His dark brown eyes shone with mischievous invitation; his prominent lower lip moved from a pout to a grin. “I’m terribly attracted to you, and I get the feeling that you, maybe . . .”
“Damn it, Herschel, I, uh, I like you, but it wouldn’t be right. Rosa’s your girl. I couldn’t see you behind her back.”
“Oh, we have a, uh, an understanding. C’mon. Just for fun. Let me take you out for coffee, maybe go to a movie. You work all the time. A little relaxation would be good for you. Please.”
“Well, maybe just for fun. I don’t want a serious beau, you know. I don’t have time for that.”
“Oh, that’s OK with me. I’m sure not looking to get married. Besides, my family would never stand for me marrying a schicksa.”
“A what?”
“A gentile woman.”
“Oh.”
“So, may I come by your place on Saturday night? After sundown?”
So Emma and Herschel began seeing one another in her rare free evenings. Herschel’s big-city sophistication and cynicism, his fluency in foreign languages, his strange religion, which he practiced and mocked in equal proportions, aroused Emma’s curiosity. Perhaps inevitably, given the strong physical attraction between them—and despite the need for secrecy—they became intimate within a month.

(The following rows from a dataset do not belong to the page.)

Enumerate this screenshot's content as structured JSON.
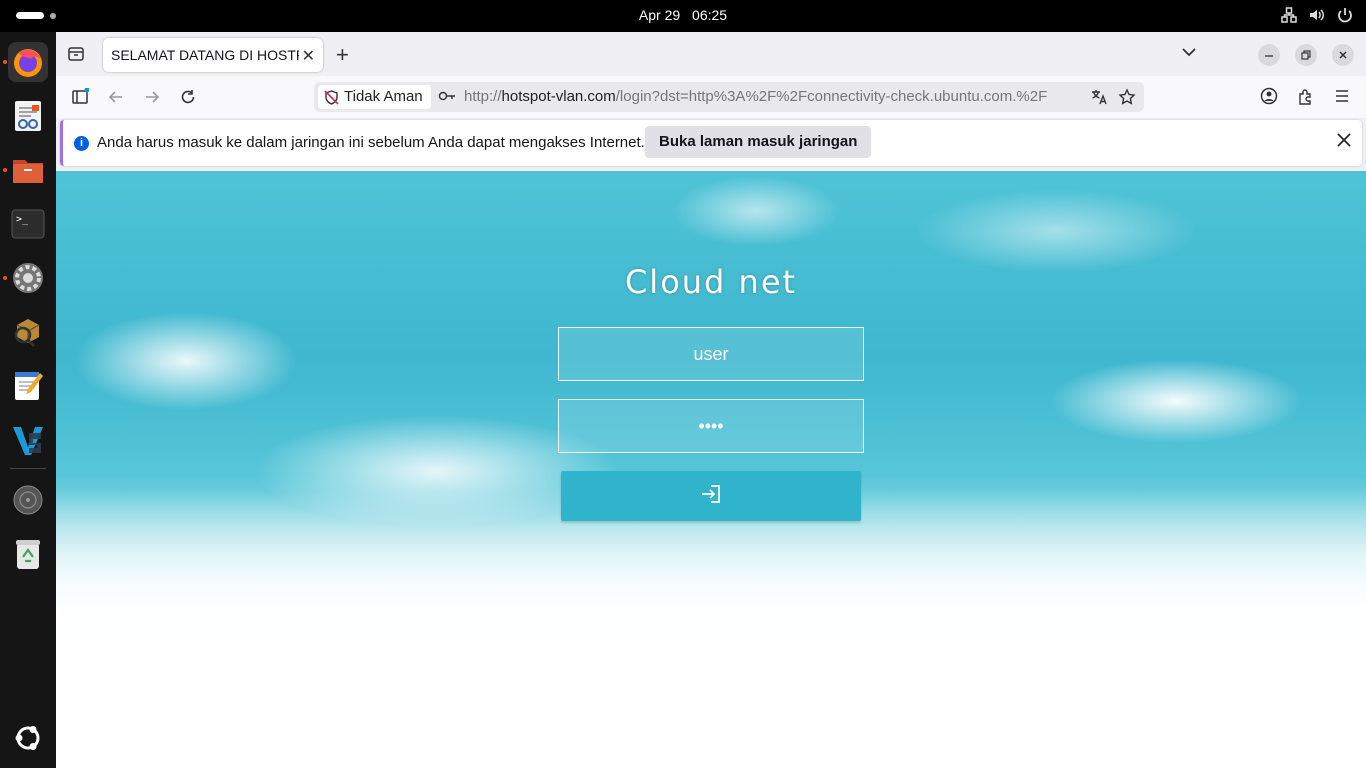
{
  "topbar": {
    "date": "Apr 29",
    "time": "06:25"
  },
  "dock": {
    "items": [
      "firefox-icon",
      "document-viewer-icon",
      "files-icon",
      "terminal-icon",
      "settings-icon",
      "package-manager-icon",
      "text-editor-icon",
      "vscode-icon",
      "disk-icon",
      "trash-icon",
      "ubuntu-apps-icon"
    ]
  },
  "browser": {
    "tab_title": "SELAMAT DATANG DI HOSTP",
    "url_security_label": "Tidak Aman",
    "url_host": "hotspot-vlan.com",
    "url_prefix": "http://",
    "url_path": "/login?dst=http%3A%2F%2Fconnectivity-check.ubuntu.com.%2F"
  },
  "infobar": {
    "message": "Anda harus masuk ke dalam jaringan ini sebelum Anda dapat mengakses Internet.",
    "button_label": "Buka laman masuk jaringan"
  },
  "page": {
    "brand": "Cloud net",
    "username_value": "user",
    "password_value": "••••"
  },
  "colors": {
    "accent": "#2fb4cc",
    "sky": "#3eb7cf"
  }
}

Herschel had no interest in her scientific activities, but he quizzed her relentlessly as though she were a member of a foreign tribe—which, perhaps to him, she was.
“So, so tell me this. What would people back in—where is it you come from?” he asked one evening when they were together in his apartment.
“Stanton Mills, Illinois.”
“Stanton Mills. I love it. Right out of Sinclair Lewis. Anyway, what would the folks back in Stanton Mills think of you spending time with a Jew?”
“I dunno. I guess they’d think it was pretty strange.”